At the beginning of the 20th century, Albert Einstein (1879-1955) proposed a series of connected theories on relativity, including special relativity and general relativity. These theories revolutionized the field of physics and are some of the most influential and celebrated developments in modern science. Alongside quantum mechanics, the theories of relativity are central to modern physics.

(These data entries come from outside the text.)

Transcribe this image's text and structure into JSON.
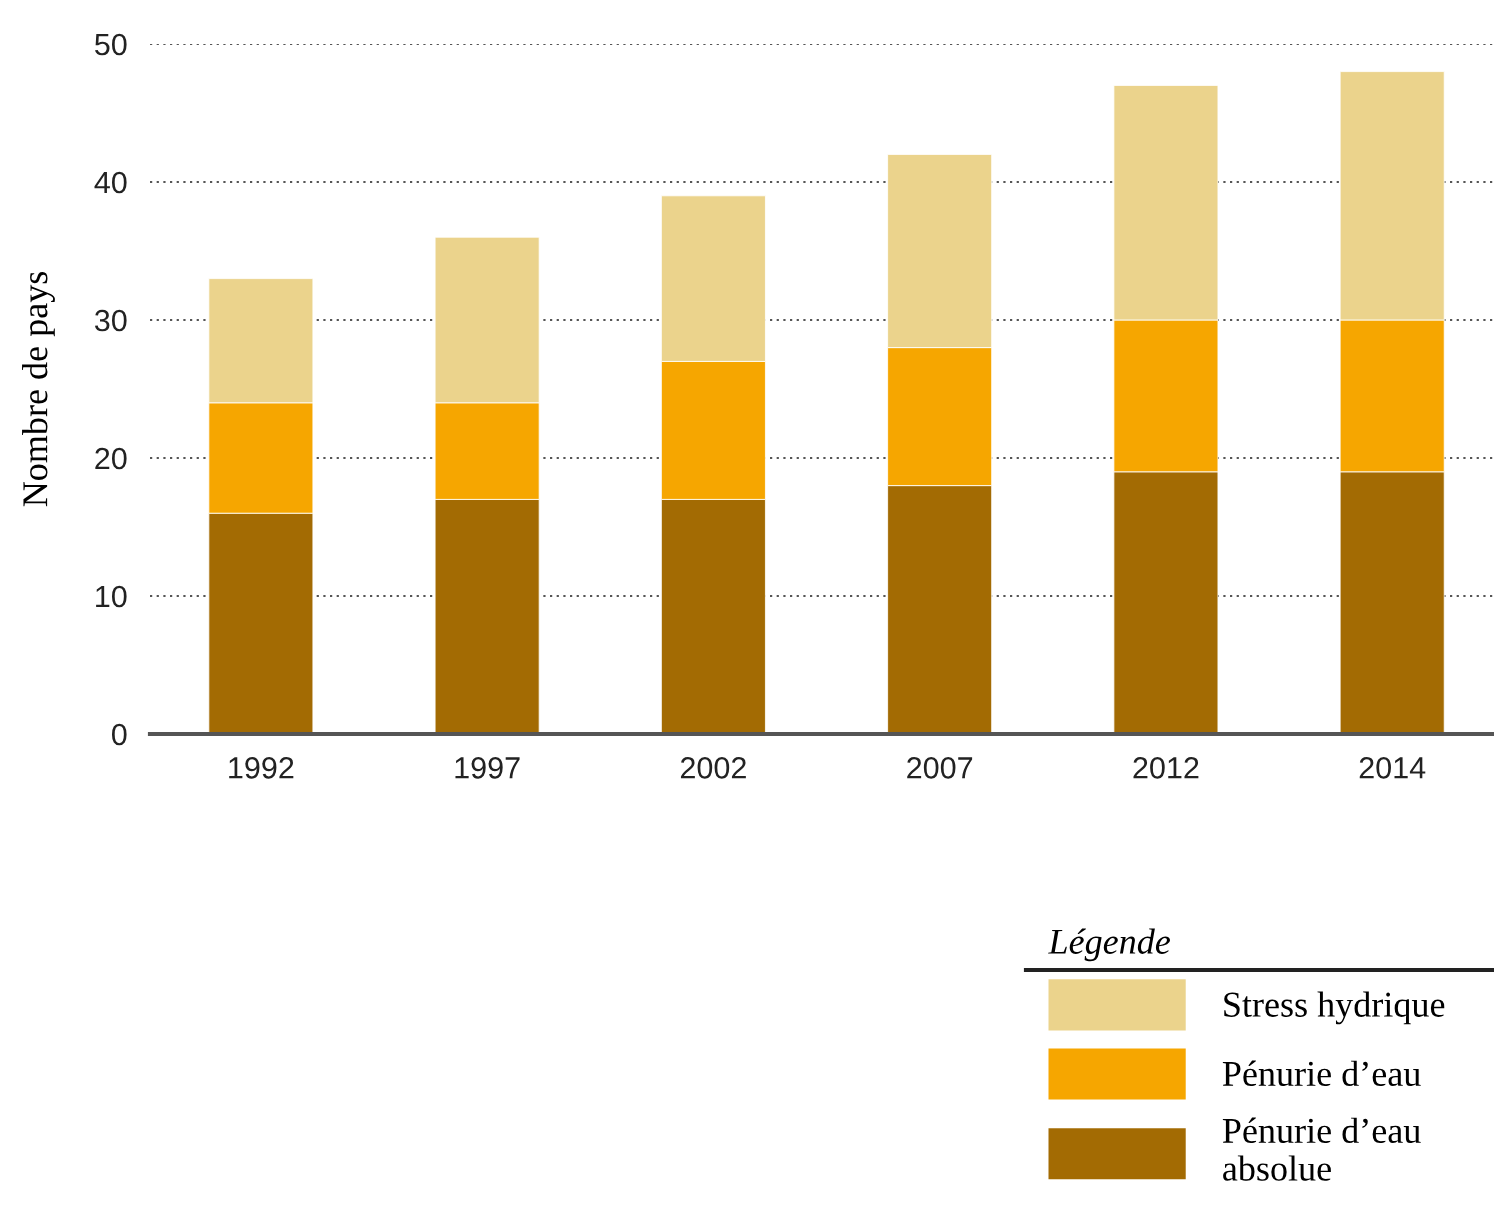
{
  "chart_data": {
    "type": "bar",
    "stacked": true,
    "ylabel": "Nombre de pays",
    "legend_title": "Légende",
    "categories": [
      "1992",
      "1997",
      "2002",
      "2007",
      "2012",
      "2014"
    ],
    "series": [
      {
        "name": "Pénurie d’eau\nabsolue",
        "color": "#a36b03",
        "values": [
          16,
          17,
          17,
          18,
          19,
          19
        ]
      },
      {
        "name": "Pénurie d’eau",
        "color": "#f6a600",
        "values": [
          8,
          7,
          10,
          10,
          11,
          11
        ]
      },
      {
        "name": "Stress hydrique",
        "color": "#ebd38c",
        "values": [
          9,
          12,
          12,
          14,
          17,
          18
        ]
      }
    ],
    "ylim": [
      0,
      50
    ],
    "yticks": [
      0,
      10,
      20,
      30,
      40,
      50
    ],
    "grid": "y",
    "legend": "bottom right"
  }
}
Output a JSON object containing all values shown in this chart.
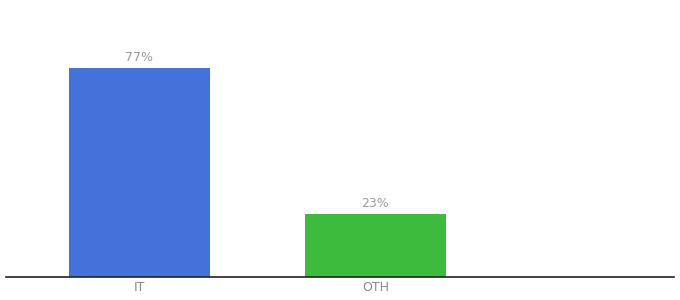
{
  "categories": [
    "IT",
    "OTH"
  ],
  "values": [
    77,
    23
  ],
  "bar_colors": [
    "#4472db",
    "#3dbb3d"
  ],
  "label_texts": [
    "77%",
    "23%"
  ],
  "label_color": "#999999",
  "label_fontsize": 9,
  "xlabel_fontsize": 9,
  "xlabel_color": "#888888",
  "background_color": "#ffffff",
  "ylim": [
    0,
    100
  ],
  "bar_width": 0.18,
  "axis_line_color": "#222222",
  "x_positions": [
    0.22,
    0.52
  ]
}
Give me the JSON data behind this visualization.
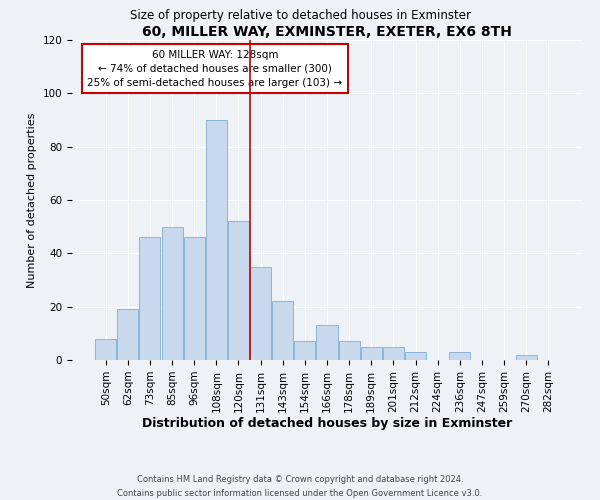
{
  "title": "60, MILLER WAY, EXMINSTER, EXETER, EX6 8TH",
  "subtitle": "Size of property relative to detached houses in Exminster",
  "xlabel": "Distribution of detached houses by size in Exminster",
  "ylabel": "Number of detached properties",
  "bar_labels": [
    "50sqm",
    "62sqm",
    "73sqm",
    "85sqm",
    "96sqm",
    "108sqm",
    "120sqm",
    "131sqm",
    "143sqm",
    "154sqm",
    "166sqm",
    "178sqm",
    "189sqm",
    "201sqm",
    "212sqm",
    "224sqm",
    "236sqm",
    "247sqm",
    "259sqm",
    "270sqm",
    "282sqm"
  ],
  "bar_values": [
    8,
    19,
    46,
    50,
    46,
    90,
    52,
    35,
    22,
    7,
    13,
    7,
    5,
    5,
    3,
    0,
    3,
    0,
    0,
    2,
    0
  ],
  "bar_color": "#c8d8ed",
  "bar_edge_color": "#7fafd4",
  "vline_color": "#cc0000",
  "annotation_title": "60 MILLER WAY: 128sqm",
  "annotation_line1": "← 74% of detached houses are smaller (300)",
  "annotation_line2": "25% of semi-detached houses are larger (103) →",
  "annotation_box_facecolor": "#ffffff",
  "annotation_box_edgecolor": "#cc0000",
  "ylim": [
    0,
    120
  ],
  "yticks": [
    0,
    20,
    40,
    60,
    80,
    100,
    120
  ],
  "footnote1": "Contains HM Land Registry data © Crown copyright and database right 2024.",
  "footnote2": "Contains public sector information licensed under the Open Government Licence v3.0.",
  "background_color": "#eef2f7",
  "plot_background": "#eef2f7",
  "grid_color": "#ffffff",
  "title_fontsize": 10,
  "subtitle_fontsize": 8.5,
  "xlabel_fontsize": 9,
  "ylabel_fontsize": 8,
  "tick_fontsize": 7.5,
  "annotation_fontsize": 7.5,
  "footnote_fontsize": 6
}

Einstein published his theory of special relativity in several papers in 1905. This theory concerns the relationship between space and time, describing characteristics of light that contradict everyday experience but have been supported by countless experiments on subatomic particles and fast-moving objects. The famous E=MC2 equation summarizes the major principles of this theory, which states that energy is equal to mass multiplied by the speed of light squared. Einstein showed that the speed of light is a constant, and that mass and energy are different forms of the same thing. As a moving object’s speed increases, the passage of time affecting the object slows, and the object’s mass increases. These revelations pertain to many of the futuristic technologies that Kaku discusses in Physics of the Impossible, particularly faster-than-light travel (Chapter 11). Einstein published his theory of general relativity in a series of papers in 1915. General relativity relates to gravity, one of the four fundamental forces of the universe that affects phenomena on a macro scale. This theory describes gravity as a geometric phenomenon arising from curvature in the fabric of space-time. Countless observations of the cosmos have experimentally verified this theory.

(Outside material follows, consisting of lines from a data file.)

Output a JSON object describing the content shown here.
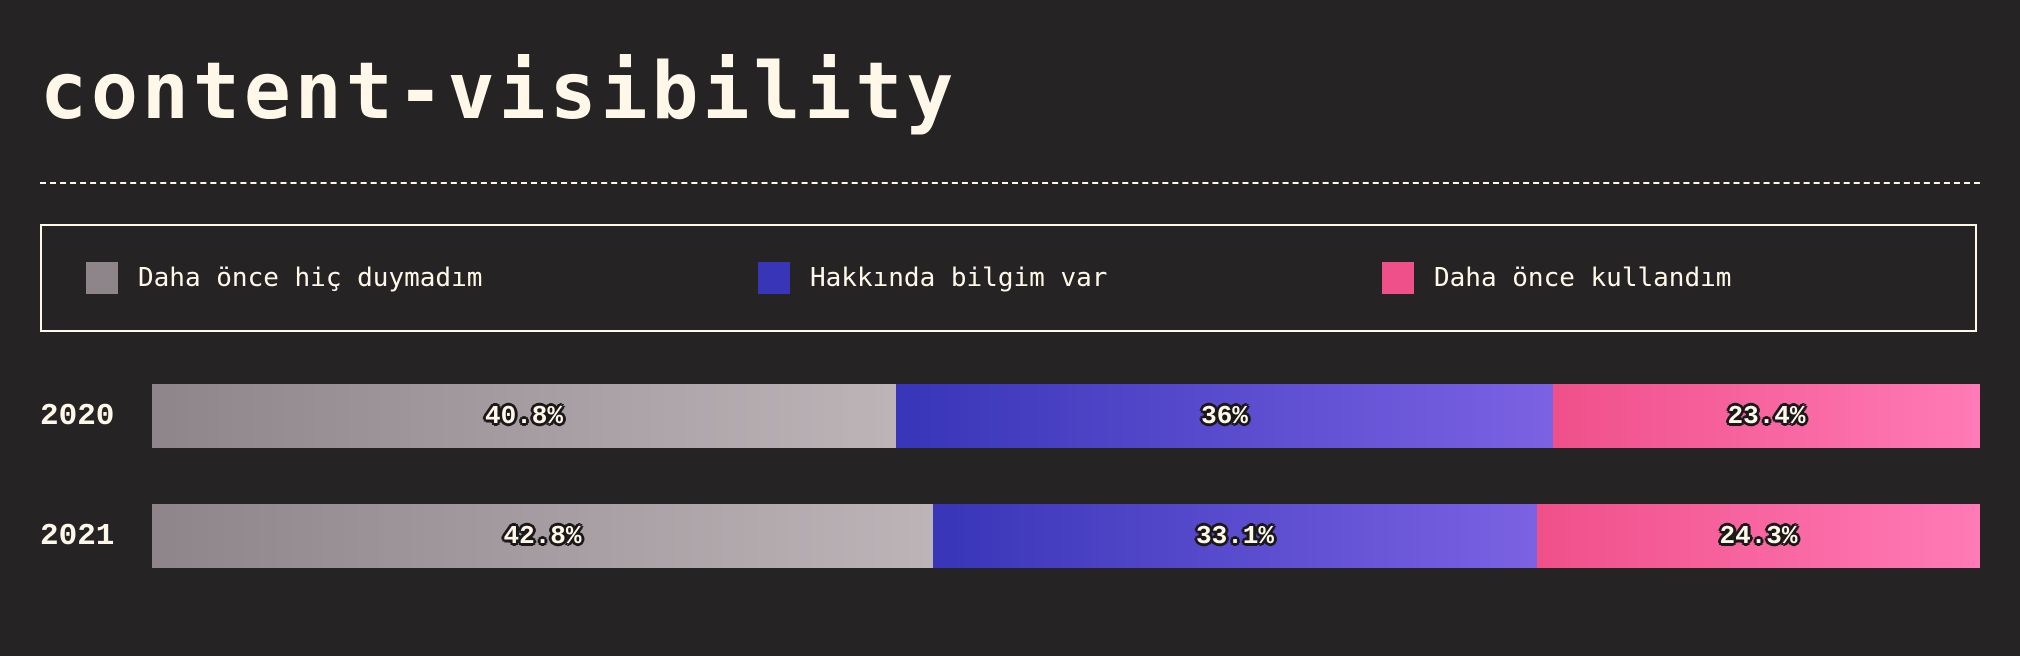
{
  "title": "content-visibility",
  "colors": {
    "background": "#262325",
    "text": "#fff8e8",
    "never_heard": "#8e858b",
    "never_heard_end": "#bcb4b7",
    "know_about": "#3835b8",
    "know_about_end": "#7b62e3",
    "used": "#f0508a",
    "used_end": "#ff7ab6"
  },
  "chart_data": {
    "type": "bar",
    "stacked": true,
    "orientation": "horizontal",
    "normalized_to": 100,
    "categories": [
      "2020",
      "2021"
    ],
    "series": [
      {
        "name": "Daha önce hiç duymadım",
        "color": "#8e858b",
        "values": [
          40.8,
          42.8
        ],
        "labels": [
          "40.8%",
          "42.8%"
        ]
      },
      {
        "name": "Hakkında bilgim var",
        "color": "#3835b8",
        "values": [
          36,
          33.1
        ],
        "labels": [
          "36%",
          "33.1%"
        ]
      },
      {
        "name": "Daha önce kullandım",
        "color": "#f0508a",
        "values": [
          23.4,
          24.3
        ],
        "labels": [
          "23.4%",
          "24.3%"
        ]
      }
    ],
    "legend": "top",
    "grid": false
  }
}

A single theory to unify the four fundamental forces of the universe (gravity, electromagnetism, strong nuclear force, and weak nuclear force), providing a framework that includes all the known laws of physics, remains undiscovered, though many great scientific minds throughout history have attempted to develop a convincing model. One of the most significant individuals to bring the concept of a theory of everything into the public consciousness was Einstein, who died before completing his attempt to unify theories of relativity with quantum mechanics. Reports on Einstein’s last unfinished theory inspired Kaku to pursue a career in science, and one of his primary professional goals as a physicist is to contribute to the completion of a theory of everything through his work on string field theory. A theory of everything would provide unparalleled insight into the fundamental truths and characteristics of the universe, and allow physicists to make accurate predictions about the boundaries of possibility.

The field of physics that studies energy, entropy, and temperature is thermodynamics. It was developed alongside and partly due to the quest for a perpetual motion machine (Chapter 14). Four laws define the parameters and characteristics of thermodynamic systems. The first law is that energy cannot be created or destroyed. The second law is that total entropy (disorder) always increases. The third law is that entropy in a system reaches a constant value as the system approaches absolute zero. The zeroth law was added later, but it is the foundation of the other three laws and defines thermal equilibrium. Thermodynamics is key to understanding how energy and matter interact and thus is relevant to many different branches of science.